Shafer echoes Flood’s sentiment. “In many ways, and I’m not taking anything away from the second floor, but on the first floor it’s about the art, because when you walk through those front doors that’s what you see immediately,” said Shafer. “Upstairs, we had the east wing and the west wing. Here, you’re just surrounded by the art and that’s what Voices is about.”

The warehouse exhibit also benefits from the new Millwork District streetscape, a major renovation and investment project by the City of Dubuque. “It’s nice. Our front door opens up right onto a brand new sidewalk and street,” McNamara notes.

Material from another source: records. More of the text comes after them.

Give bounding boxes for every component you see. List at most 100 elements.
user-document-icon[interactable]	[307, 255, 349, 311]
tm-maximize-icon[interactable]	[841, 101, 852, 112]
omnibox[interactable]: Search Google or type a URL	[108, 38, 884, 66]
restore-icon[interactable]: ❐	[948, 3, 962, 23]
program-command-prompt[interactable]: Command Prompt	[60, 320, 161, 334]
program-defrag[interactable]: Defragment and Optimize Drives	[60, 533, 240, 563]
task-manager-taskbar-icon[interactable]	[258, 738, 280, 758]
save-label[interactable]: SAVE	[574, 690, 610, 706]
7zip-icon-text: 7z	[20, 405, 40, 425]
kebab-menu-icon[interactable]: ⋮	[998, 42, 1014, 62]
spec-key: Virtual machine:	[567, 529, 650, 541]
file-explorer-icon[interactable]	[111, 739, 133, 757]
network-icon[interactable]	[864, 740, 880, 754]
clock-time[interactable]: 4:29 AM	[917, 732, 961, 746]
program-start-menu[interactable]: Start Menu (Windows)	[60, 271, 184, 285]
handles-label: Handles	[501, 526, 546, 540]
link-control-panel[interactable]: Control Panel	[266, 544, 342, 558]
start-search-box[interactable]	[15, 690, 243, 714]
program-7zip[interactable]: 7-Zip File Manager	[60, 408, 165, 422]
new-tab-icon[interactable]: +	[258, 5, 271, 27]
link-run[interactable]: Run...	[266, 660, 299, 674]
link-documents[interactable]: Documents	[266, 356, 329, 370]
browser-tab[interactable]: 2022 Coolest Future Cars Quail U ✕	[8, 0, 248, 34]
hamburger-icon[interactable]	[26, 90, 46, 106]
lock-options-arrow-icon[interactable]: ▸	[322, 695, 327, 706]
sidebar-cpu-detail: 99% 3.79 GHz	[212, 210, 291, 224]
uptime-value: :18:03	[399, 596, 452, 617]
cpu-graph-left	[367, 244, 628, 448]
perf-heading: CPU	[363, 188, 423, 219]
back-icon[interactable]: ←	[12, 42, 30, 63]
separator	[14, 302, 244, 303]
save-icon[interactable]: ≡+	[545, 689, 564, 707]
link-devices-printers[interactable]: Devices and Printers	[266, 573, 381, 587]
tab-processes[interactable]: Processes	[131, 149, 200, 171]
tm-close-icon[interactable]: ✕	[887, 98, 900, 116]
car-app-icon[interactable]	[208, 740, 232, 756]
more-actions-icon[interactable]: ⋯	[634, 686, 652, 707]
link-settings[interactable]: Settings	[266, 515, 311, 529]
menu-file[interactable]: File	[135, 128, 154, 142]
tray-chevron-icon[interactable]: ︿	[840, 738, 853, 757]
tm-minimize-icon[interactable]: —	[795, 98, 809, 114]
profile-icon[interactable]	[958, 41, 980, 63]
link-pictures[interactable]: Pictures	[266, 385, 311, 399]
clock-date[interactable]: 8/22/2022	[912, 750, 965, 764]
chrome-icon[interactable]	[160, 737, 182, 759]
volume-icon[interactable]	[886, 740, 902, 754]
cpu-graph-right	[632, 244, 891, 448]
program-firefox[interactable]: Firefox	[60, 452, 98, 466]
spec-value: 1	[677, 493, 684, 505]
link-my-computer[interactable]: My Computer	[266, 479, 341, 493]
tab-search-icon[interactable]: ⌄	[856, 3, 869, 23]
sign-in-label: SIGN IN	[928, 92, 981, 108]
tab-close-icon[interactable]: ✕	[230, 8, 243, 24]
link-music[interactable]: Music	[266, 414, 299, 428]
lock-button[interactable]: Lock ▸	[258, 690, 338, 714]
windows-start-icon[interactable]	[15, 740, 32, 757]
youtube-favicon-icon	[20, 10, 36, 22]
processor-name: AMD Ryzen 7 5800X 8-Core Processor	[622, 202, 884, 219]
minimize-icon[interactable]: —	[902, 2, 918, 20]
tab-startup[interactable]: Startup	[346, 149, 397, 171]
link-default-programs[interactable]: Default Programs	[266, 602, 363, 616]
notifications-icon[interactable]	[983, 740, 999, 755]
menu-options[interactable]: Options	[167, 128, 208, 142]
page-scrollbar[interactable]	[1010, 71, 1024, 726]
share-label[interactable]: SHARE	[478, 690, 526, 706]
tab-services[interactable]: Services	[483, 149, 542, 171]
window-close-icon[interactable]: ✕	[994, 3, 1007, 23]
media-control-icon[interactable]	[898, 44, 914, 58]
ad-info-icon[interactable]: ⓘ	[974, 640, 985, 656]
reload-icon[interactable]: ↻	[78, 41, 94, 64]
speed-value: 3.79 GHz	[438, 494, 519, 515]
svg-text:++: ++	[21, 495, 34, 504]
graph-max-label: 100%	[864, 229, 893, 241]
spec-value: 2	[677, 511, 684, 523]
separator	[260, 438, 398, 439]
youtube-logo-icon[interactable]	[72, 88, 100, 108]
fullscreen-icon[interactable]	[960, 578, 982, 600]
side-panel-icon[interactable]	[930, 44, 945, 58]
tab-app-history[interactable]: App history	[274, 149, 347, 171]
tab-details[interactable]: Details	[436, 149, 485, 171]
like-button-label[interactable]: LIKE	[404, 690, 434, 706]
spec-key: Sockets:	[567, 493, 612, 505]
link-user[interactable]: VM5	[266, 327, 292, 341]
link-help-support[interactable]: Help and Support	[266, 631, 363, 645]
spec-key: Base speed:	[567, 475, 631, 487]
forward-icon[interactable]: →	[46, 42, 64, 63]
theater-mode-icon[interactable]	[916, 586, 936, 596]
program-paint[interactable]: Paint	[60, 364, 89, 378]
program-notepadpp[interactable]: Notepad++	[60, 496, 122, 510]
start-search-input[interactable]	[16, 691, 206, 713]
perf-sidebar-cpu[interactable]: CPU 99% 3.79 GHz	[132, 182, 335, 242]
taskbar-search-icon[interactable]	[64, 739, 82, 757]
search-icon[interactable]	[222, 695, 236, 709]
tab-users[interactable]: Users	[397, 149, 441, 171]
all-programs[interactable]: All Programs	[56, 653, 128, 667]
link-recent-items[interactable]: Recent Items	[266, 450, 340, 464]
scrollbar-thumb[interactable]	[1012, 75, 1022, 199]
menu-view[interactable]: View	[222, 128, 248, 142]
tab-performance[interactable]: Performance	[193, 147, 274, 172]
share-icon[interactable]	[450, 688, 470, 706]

Now, because we’re on the first floor we’re going to set up tables and chairs outside and have live music and be able to enjoy the outdoor space as well, which you couldn’t do when we were on the second floor. It was a gravel alley out there. Now we’ve got historic paving brick and nice sidewalks.” In a sense, the Voices show has come full circle, now benefiting from Millwork District revitalization efforts first inspired by the Voices warehouse exhibit.